一看就是什么正经的题目,乱搞就完事了。
输出的规模应该是 \(\sqrt{N}\) 级别的,否则也不会让输出。
分析一下,每种玩具有 \(c_i\) 个,那么可以玩 \(\prod (c_i+1)\) 天。
所以写个暴搜就行了。状态 \((n,\ last,\ sum)\) 表示剩下的数乘积为 \(n\),上一个数是 \(last\),当前数之和为 \(sum\)。
避免过多重复,我们记录 \(last\) 使得每次选的数比上次的数更大。
/*
Author : SharpnessV
Right Output ! & Accepted !
*/
#include<bits/stdc++.h>
//#define int long long
#define rep(i, a, b) for(int i = (a);i <= (b);i++)
#define pre(i, a, b) for(int i = (a);i >= (b);i--)
#define rp(i, a) for(int i = 1; i <= (a); i++)
#define pr(i, a) for(int i = (a); i >= 1; i--)

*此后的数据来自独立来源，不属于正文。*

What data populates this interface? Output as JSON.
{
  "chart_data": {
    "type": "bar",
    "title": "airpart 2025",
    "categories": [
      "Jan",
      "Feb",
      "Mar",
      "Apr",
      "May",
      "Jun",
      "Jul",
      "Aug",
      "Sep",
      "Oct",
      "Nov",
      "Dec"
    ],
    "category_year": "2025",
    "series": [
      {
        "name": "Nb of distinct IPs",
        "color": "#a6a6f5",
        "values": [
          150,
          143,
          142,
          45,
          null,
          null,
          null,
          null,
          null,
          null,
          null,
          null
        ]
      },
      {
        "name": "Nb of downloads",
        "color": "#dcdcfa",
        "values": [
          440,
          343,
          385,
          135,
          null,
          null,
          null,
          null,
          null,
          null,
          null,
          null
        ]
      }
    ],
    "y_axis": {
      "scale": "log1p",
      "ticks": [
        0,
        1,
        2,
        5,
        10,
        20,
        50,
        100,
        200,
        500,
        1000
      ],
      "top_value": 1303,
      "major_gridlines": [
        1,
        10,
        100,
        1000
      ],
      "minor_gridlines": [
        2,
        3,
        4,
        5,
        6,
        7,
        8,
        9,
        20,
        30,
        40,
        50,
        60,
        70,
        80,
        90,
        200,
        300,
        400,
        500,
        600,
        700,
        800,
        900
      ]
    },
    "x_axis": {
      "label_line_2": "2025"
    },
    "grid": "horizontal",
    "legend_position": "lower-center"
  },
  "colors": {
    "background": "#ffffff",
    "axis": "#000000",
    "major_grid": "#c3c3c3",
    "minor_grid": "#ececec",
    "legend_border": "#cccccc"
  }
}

#define go(i, x) for(auto i : x)
#define mp make_pair
#define pb push_back
#define pf push_front
#define fi first
#define se second
#define ze(p) memset(p, 0, sizeof(p))
#define mem(p, x) memset(p, x, sizeof(p))
#define YES puts("YES")
#define NO puts("NO")
#define si(x) (int)(x).size()
#define db cerr
#define pc putchar
#define el putchar('\n')
using namespace std;
const double eps = 1e-15, pi = 3.1415926535897932385;
typedef long long LL;
typedef pair<int,int> Pr;
const int dx[4] = {1,0,-1,0}, dy[4] = {0,1,0,-1}, inf = 0x7fffffff;
//char buf[1<<22],*p1=buf,*p2=buf;
//#define getchar() (p1==p2&&(p2=(p1=buf)+fread(buf,1,1<<21,stdin),p1==p2)?EOF:*p1++)
inline int read(){
int x = 0;bool f = 1;char ch = getchar();
while(!isdigit(ch))f = ('-' == ch ? 0 : 1), ch = getchar();
while(isdigit(ch))x = (x << 1) + (x << 3) + (ch ^ 48), ch = getchar();
if(f)return x;return -x;
}
inline LL Read(){
LL x = 0;bool f = 1;char ch = getchar();
while(!isdigit(ch))f = ('-' == ch ? 0 : 1), ch = getchar();
while(isdigit(ch))x = (x << 1) + (x << 3) + (ch ^ 48), ch = getchar();
if(f)return x;return -x;
}
int gcd(int x,int y){return y ? gcd(y, x % y) : x;}
int lcm(int x,int y){return x / gcd(x, y) * y;}
#define P 1000000007
//#define P 998244353
#define bas 229
inline void ad(int &x, int y){x += y; if(x >= P) x -= P;}
inline void su(int &x, int y){x -= y; if(x < 0) x += P;}
inline void cmn(int &x,int y){if(y < x) x = y;}
inline void cmx(int &x,int y){if(y > x) x = y;}
int Pow(int x, int y){
if(y < 0)return Pow(Pow(x, P - 2), -y);
int now = 1 ;
for(;y;y >>= 1, x = 1LL * x * x % P)if(y & 1) now = 1LL * now * x % P;
return now;
}
vector<int>ans;
void solve(int n, int mn, int sum){
ans.pb(n - 1 + sum);
for(int i = mn;i * i <= n; i++)if(n % i == 0)
solve(n / i, i, sum + i - 1);
}
int main(){
//int T = read();while(T--)solve();
int n = read();
solve(n, 2, 0);
int pre = ~0,cnt = 0;
sort(ans.begin(), ans.end());
go(x, ans)if(x != pre)pre = x, cnt++;
printf("%d\n", cnt);pre = ~0;
go(x, ans)if(x != pre)printf("%d ",pre = x);
el;return 0;
}